Aristide et Corbie ricanaient dans un coin.

« Elle va la danser ! soufflait le frère, et avec de vrais violons ! »

Corbie n’élevait pas la voix, intimidé par les richesses dont allait disposer sa nièce. Madame Baudouin ne se lassait pas de vérifier la solidité des coutures ; Pierre racontait au président les développements futurs de sa charrue. Le curé commençait à faire orner l’église ; l’organiste du chef-lieu devait venir toucher les orgues. Les candélabres étaient achetés. Madame Gérard organisait des distributions de vivres et de vêtements pour les pauvres.

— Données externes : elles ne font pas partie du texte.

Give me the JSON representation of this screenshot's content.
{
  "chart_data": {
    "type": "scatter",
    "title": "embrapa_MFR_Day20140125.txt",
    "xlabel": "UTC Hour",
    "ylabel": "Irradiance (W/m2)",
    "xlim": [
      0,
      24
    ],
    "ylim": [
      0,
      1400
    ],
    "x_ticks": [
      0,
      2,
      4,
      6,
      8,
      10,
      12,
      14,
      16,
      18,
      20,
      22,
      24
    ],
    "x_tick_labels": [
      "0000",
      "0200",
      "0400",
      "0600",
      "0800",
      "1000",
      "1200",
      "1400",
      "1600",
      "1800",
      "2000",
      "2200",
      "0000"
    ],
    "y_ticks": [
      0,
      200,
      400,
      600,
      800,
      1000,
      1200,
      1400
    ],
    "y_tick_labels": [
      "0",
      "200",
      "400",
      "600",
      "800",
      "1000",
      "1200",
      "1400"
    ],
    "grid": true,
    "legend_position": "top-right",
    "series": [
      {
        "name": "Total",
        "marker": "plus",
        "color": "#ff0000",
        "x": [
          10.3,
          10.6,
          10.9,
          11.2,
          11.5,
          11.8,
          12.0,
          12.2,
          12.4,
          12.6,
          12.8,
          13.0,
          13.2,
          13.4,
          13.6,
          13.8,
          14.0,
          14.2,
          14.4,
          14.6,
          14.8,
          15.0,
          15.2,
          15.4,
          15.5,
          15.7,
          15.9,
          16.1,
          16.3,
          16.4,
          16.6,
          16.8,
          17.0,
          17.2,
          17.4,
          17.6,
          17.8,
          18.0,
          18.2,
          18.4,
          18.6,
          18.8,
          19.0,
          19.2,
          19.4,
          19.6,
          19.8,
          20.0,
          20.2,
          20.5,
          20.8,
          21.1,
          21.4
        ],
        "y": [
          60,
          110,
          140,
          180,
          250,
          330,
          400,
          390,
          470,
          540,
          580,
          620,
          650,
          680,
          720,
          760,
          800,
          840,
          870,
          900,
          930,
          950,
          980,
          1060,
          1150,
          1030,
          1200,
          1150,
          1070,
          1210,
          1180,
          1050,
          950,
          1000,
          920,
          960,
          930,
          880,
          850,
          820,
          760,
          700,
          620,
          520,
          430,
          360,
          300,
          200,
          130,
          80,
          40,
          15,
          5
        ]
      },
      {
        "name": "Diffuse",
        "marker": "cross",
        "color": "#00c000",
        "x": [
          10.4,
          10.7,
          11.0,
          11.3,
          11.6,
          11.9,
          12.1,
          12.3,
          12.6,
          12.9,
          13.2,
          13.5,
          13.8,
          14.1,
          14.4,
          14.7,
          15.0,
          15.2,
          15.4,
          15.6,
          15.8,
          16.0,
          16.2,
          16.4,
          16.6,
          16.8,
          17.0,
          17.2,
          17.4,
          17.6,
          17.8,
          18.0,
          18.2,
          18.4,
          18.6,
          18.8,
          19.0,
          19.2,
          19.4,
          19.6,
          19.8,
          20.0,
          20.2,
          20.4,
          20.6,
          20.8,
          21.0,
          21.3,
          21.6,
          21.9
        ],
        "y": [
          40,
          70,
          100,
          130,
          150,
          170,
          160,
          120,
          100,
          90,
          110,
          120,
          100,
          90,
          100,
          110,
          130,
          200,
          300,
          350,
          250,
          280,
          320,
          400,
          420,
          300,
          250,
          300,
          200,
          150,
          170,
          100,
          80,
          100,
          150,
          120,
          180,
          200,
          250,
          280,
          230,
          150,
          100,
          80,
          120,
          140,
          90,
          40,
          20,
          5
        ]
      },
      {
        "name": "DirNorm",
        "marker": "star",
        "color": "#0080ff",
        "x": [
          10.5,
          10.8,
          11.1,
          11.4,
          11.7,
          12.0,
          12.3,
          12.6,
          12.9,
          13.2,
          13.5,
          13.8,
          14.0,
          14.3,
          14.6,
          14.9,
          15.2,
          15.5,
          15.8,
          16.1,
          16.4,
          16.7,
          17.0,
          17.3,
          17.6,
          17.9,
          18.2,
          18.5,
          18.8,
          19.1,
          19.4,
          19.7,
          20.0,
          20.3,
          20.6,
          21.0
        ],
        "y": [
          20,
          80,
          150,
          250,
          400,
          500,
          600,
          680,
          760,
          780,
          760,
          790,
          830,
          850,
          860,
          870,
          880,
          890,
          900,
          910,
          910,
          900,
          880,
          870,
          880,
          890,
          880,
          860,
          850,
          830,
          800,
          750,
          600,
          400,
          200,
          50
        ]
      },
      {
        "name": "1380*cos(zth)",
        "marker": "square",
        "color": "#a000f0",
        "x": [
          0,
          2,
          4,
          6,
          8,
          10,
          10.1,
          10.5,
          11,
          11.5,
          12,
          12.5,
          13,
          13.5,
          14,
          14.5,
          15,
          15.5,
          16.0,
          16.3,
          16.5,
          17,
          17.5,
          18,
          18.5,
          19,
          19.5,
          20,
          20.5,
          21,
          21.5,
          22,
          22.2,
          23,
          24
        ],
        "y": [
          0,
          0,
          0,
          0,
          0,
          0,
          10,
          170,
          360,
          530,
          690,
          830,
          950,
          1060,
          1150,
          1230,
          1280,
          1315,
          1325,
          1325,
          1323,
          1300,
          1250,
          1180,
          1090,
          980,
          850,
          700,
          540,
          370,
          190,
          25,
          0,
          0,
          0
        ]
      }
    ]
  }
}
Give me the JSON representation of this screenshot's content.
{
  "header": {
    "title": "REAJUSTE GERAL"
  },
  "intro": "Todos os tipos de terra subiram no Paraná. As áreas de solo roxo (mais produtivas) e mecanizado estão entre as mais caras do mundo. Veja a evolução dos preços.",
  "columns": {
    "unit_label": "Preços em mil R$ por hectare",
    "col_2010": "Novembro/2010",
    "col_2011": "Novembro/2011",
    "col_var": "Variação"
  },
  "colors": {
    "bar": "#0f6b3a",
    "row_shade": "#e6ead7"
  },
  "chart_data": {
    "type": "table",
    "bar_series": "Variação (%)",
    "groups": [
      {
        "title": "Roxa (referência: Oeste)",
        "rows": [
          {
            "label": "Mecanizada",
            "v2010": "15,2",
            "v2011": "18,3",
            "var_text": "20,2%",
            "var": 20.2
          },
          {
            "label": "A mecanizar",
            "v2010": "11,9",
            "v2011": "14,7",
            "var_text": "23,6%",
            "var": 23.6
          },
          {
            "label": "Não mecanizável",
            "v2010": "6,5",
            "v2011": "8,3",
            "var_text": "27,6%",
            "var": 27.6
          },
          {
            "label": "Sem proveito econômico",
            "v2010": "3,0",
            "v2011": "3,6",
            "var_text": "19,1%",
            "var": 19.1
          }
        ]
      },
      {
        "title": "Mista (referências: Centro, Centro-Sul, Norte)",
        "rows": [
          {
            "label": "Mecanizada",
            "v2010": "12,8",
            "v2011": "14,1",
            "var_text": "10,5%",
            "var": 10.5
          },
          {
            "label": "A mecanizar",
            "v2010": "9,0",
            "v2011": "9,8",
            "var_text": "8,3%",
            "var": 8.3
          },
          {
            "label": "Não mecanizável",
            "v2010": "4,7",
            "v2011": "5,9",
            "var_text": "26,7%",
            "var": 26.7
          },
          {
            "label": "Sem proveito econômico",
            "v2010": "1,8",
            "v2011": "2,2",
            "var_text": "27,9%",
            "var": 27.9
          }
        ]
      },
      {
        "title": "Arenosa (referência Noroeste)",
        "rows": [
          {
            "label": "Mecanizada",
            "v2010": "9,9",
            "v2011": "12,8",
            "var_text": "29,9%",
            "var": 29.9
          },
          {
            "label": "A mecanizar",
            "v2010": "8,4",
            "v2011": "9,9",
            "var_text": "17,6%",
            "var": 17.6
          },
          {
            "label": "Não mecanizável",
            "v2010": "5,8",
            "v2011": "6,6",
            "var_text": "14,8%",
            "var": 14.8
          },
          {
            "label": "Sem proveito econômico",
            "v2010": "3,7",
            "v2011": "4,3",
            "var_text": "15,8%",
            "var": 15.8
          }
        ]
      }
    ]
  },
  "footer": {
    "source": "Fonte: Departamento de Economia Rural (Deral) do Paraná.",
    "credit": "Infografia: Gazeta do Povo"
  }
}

Le 15 arriva. La corbeille et le trousseau restaient toujours étalés ; Henriette eut presque la tentation d’y mettre le feu. Elle vint considérer, seule, toutes ces beautés.

« Ils ne se doutent guère que cela ne me servira pas », pensa-t-elle. Et, malgré son horreur, car il lui semblait voir des chemises de soufre, elle ne pouvait s’empêcher de manier une jolie robe ou un châle de bonne qualité, par-ci, par-là. Ensuite elle ne remit plus les pieds dans cette chambre.

À midi, sa mère la fit appeler. C’était la couturière qui venait lui essayer sa robe de noces. Henriette se déshabilla, mit la jupe, le corsage, se tourna et retourna devant la glace, se plaignit d’être gênée aux épaules, marcha, et demanda si elle était bien.

« Charmante ! » s’écria sa mère.

Henriette se sentait venir des méchancetés à l’esprit.